The spiders are one of the gifts from Cyberspace, and you can deploy the spider by hitting Y and it'll come out for a period of time and after a while you'll be able to use it again. It's kind of like a delayed offensive. One spider will do things like give everyone in the party a shield. Another is an anti-missile system, it sits there on the ground and fires laser beams at incoming missiles. There are lots of these spiders. These are the kind of things that really help co-op play. And when you are playing the game it's pretty interesting the combinations you can do.
Nick - I remember seeing a demo of the game, and it seemed like the spiders were a pretty big thing in the game.
Denis - Spiders are really cool. Some people focus builds solely around their spider. It's pretty neat.
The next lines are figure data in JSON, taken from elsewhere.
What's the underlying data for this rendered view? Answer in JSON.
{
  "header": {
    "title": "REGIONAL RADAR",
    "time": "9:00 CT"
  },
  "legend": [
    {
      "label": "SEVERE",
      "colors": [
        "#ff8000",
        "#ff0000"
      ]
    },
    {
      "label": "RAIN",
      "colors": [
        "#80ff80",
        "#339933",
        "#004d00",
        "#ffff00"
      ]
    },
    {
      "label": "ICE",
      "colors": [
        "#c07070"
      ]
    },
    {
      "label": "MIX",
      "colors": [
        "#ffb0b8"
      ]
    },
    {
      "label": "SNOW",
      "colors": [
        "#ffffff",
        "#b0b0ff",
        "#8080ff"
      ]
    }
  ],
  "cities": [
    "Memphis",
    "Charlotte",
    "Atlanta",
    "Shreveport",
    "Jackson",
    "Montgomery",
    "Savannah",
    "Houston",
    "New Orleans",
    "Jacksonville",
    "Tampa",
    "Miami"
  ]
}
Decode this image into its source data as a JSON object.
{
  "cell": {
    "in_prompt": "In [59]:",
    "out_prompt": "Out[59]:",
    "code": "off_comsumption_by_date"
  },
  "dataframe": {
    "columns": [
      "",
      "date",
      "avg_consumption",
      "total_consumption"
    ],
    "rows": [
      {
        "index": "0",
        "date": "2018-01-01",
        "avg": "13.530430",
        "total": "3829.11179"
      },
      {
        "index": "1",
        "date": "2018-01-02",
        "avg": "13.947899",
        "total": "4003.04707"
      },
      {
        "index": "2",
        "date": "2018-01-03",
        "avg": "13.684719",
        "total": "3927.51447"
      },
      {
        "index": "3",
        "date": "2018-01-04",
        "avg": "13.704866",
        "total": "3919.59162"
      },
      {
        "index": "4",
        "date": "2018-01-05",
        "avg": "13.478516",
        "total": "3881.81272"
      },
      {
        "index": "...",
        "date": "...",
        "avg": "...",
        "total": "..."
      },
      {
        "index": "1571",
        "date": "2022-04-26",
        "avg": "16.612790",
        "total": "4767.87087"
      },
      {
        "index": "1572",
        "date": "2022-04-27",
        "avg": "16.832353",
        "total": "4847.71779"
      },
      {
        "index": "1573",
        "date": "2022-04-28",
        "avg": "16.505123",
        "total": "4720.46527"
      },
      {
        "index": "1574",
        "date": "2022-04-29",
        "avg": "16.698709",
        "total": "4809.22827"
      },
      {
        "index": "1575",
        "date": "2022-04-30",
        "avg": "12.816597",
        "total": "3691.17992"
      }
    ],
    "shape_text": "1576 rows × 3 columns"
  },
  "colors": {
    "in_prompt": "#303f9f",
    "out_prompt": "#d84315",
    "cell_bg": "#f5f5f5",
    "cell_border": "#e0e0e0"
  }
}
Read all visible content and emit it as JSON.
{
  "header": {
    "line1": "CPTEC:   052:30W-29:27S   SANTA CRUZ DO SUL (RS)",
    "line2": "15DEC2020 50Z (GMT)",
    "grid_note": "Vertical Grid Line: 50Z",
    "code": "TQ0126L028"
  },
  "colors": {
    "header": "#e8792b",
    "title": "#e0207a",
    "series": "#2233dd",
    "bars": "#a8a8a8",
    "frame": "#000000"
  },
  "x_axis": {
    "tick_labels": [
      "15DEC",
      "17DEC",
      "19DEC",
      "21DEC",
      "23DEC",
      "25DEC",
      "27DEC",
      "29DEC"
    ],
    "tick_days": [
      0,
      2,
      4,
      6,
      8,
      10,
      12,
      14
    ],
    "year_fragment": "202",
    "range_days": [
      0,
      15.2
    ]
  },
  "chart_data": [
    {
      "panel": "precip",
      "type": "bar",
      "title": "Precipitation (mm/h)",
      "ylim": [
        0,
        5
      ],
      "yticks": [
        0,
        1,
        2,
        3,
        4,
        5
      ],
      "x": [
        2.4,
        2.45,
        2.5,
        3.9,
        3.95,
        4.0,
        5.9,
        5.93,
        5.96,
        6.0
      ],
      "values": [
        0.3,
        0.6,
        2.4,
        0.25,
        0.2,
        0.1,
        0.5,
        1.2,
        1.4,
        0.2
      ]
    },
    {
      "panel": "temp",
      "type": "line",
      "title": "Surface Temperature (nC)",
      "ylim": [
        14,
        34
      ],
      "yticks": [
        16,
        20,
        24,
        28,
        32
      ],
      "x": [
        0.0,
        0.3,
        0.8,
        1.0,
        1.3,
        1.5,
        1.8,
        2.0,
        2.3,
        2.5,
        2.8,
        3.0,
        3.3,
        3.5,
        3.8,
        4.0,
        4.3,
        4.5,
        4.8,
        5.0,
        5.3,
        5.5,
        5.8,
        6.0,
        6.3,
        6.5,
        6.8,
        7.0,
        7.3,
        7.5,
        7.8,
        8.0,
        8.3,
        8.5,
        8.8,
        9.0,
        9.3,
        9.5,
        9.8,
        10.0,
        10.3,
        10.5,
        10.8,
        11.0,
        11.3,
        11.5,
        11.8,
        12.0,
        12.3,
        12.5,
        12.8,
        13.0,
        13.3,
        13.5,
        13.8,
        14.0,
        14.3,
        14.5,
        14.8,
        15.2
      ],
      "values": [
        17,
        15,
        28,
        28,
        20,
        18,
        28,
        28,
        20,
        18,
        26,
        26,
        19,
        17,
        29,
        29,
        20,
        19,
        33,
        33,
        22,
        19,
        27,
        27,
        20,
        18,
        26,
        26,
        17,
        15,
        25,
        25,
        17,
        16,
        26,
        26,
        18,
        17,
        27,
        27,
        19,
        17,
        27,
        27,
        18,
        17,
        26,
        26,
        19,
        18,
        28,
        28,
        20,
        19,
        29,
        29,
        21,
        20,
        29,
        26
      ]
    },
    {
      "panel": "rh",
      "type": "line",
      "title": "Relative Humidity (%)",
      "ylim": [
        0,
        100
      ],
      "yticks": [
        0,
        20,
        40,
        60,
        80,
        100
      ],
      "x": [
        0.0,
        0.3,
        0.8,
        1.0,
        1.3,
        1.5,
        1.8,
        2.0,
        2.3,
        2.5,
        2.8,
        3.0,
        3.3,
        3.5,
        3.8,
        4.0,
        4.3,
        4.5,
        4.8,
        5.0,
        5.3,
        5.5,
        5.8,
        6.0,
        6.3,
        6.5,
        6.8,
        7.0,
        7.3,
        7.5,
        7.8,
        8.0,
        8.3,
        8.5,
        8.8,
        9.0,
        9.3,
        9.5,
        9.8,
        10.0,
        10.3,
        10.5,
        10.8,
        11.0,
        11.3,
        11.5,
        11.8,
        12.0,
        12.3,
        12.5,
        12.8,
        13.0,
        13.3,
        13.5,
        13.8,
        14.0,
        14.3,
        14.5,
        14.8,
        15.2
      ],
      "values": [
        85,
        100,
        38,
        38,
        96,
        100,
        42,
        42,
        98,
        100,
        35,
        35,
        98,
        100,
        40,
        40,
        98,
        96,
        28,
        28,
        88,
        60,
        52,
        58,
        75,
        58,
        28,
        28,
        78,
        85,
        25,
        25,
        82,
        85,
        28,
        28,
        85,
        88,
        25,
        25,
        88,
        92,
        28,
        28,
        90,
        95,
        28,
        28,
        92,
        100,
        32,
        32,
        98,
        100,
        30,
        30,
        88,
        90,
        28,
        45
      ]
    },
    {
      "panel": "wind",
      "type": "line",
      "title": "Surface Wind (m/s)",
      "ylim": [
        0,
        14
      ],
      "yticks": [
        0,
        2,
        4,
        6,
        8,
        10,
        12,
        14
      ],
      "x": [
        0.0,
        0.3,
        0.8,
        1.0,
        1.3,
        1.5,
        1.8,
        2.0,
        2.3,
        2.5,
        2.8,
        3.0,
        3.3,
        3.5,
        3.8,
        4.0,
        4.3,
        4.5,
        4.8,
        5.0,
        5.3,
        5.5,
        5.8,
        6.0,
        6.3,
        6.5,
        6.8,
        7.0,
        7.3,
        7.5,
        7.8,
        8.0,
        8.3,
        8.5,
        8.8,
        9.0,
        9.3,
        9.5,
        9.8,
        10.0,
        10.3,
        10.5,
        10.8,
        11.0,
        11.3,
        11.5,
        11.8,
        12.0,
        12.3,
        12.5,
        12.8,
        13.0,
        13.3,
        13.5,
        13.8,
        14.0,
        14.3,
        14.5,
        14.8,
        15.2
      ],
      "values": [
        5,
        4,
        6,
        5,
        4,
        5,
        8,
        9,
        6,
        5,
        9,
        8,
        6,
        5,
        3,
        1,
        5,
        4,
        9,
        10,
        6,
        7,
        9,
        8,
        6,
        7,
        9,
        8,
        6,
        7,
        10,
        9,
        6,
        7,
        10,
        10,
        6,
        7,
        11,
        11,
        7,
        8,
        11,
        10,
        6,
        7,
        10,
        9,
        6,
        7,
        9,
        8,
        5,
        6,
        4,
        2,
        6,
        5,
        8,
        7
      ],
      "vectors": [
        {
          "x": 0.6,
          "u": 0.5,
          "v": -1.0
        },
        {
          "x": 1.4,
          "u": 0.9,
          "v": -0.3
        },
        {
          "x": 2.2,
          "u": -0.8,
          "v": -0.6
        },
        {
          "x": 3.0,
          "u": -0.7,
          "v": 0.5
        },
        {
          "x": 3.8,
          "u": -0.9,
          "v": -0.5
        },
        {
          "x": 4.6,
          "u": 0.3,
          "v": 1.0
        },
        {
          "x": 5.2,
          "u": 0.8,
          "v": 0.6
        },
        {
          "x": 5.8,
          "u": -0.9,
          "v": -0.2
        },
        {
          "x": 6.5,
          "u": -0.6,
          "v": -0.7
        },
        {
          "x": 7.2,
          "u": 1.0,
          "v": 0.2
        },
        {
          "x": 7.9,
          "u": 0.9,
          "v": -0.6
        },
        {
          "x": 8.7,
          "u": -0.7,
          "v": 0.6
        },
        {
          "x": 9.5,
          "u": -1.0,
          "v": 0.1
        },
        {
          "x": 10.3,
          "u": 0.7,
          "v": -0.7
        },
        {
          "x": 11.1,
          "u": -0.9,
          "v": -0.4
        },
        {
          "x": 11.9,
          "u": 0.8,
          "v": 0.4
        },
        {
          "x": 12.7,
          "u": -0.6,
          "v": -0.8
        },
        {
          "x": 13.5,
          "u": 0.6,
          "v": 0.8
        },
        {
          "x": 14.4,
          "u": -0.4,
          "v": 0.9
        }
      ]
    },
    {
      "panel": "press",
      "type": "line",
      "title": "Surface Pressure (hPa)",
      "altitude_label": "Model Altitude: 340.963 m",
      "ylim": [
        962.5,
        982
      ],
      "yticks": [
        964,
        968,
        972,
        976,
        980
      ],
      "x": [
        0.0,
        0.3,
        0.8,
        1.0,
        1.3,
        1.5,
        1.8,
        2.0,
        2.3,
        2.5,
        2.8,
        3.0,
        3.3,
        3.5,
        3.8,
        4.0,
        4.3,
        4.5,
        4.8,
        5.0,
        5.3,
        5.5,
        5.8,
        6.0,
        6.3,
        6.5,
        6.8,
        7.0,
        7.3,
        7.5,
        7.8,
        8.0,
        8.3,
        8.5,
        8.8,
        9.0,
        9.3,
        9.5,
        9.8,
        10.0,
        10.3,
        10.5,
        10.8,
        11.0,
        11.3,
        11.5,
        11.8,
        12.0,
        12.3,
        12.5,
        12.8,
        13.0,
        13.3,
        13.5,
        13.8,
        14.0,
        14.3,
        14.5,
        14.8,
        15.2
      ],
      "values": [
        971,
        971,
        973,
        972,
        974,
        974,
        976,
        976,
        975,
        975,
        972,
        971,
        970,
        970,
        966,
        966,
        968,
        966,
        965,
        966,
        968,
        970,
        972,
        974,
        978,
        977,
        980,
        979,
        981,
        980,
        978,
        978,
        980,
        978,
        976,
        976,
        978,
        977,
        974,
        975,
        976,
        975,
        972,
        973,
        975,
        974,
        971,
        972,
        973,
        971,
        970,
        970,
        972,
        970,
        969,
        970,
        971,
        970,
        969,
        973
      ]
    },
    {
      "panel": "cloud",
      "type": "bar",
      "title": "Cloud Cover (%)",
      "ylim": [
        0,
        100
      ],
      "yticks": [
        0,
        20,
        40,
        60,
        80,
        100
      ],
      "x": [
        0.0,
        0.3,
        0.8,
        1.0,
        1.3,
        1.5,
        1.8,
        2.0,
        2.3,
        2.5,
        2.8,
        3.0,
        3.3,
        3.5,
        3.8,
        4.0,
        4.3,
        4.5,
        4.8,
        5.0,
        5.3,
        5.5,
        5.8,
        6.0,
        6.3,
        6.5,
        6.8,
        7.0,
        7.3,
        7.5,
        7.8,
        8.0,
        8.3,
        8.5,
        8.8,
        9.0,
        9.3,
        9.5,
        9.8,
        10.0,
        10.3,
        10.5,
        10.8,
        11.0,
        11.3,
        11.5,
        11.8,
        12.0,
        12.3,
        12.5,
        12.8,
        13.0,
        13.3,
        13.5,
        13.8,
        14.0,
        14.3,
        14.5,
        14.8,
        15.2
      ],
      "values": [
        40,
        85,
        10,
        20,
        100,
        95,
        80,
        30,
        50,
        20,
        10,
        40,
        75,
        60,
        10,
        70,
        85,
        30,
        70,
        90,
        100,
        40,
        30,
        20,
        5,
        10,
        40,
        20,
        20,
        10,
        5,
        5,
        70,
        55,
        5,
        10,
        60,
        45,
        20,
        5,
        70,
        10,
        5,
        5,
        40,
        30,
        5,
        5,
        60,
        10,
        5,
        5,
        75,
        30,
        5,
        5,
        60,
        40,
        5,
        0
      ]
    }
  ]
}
I'm trying one of those out right now. There's so many different builds you can do, but there's a class tree for human cybernetic, and on the skill tree there's a node that increases your spider duration. If you pump that up and your spider is on for a long time and you continually hit the y button, the spider will catch up to you and do things. There's this one spider that has this laser beam and it just sits there and fires at enemies. It'll sit there by the troll and go through body part by body part and go through destroying the troll. It's like your little helper. And in co-op you have a couple of little helpers, it's pretty neat.
Nick - Drop in and Drop out?
Denis - Yes!
Nick - Excellent.
Denis - We did it as seamlessly as we could.
Nick - That's good to hear. That's one of the most frustrating things lately, it seems like more games are adding co-op, but they are always missing one piece of it.
Denis - No, we did the best we could with it on that level. It is host based, so once the host leaves you have to restart the session.